More like "crowdedfunding."
On the creative side, too, there's a noticeable move towards celebrity culture. It makes sense, of course, to invest in people who have a proven track record. Especially in a hit-driven industry, it is practically a no-brainer when trying to mitigate the risk that comes with the massive but necessary capital investment. It doesn't always work out well, it seems. To do well on Kickstarter and raise a bunch of money it really helps if you've worked on a game in the past that did well. It crowds out newcomers who, in the absence of notoriety, have a more difficult time seeing their projects materialize. According to Thomas Bidaux at ICO Partners, "The majority of the money raised by video games was through very large projects. If the current trend continues, projects that raised less than $500,000 are on track to garner less money than in 2014." In a follow-up email conversation, he added that it is in particular a combination of "celebrity designers with a wide public appeal...[and] the closer to their game of fame, the better."

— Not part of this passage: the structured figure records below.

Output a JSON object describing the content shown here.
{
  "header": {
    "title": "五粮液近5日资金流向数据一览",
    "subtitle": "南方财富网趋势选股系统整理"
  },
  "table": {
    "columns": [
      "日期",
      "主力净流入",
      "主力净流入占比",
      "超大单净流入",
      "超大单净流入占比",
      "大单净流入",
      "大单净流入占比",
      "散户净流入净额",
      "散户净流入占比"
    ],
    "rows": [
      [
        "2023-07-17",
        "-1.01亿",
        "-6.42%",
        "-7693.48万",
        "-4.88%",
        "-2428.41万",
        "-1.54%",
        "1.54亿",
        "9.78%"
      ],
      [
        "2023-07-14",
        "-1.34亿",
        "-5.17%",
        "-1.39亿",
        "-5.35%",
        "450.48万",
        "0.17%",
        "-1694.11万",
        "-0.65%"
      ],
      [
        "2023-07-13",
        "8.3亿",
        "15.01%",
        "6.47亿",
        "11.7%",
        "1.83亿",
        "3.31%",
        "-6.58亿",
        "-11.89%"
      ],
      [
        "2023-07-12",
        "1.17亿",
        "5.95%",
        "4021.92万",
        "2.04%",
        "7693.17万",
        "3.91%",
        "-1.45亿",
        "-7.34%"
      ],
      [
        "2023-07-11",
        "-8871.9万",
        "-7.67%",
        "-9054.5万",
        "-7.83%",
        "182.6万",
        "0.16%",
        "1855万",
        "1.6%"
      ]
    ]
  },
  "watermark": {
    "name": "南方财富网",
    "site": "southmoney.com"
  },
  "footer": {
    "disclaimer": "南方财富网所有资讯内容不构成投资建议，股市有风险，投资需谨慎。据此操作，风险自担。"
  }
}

High-flyers on Kickstarter can raise a lot of money, like Shroud of the Avatar by Richard Garriott ($1.9 million), Shenmue 3 by Yu Suzuki ($6.3 million) and Bloodstained: Ritual of the Night by Koji Igarashi ($5.5 million). As an increasingly top-heavy layer of celebrity talent monopolizes investment money, without providing a consistent output of new innovative experiences, it fundamentally undermines the model of crowdfunding and makes it even more difficult for small fry outfits to raise capital.
Collectively, all these aspiring YouTubers, cross-media celebrities and famous designers are adding a new content category to the games industry. I'm not advocating some utopian purist game industry, void from the very forces that inform every other cultural industry. Games are necessarily and irrevocably the product of a much more complex intercourse of ideas, beliefs, commercial principles, and market forces.
But now that games have entered the mainstream, they are bound to change. As fame and celebrity latch onto the games industry as it moves upward, it begs the question of if and how it will affect the industry. Will it help accelerate its creative effort and inspire new innovative experiences? Or will this drag it down to a base level form of entertainment? (Is that even possible?) And even if that happens, isn't that the price an art form must pay to reach mass adoption and allow designers to share their ideas with a larger audience?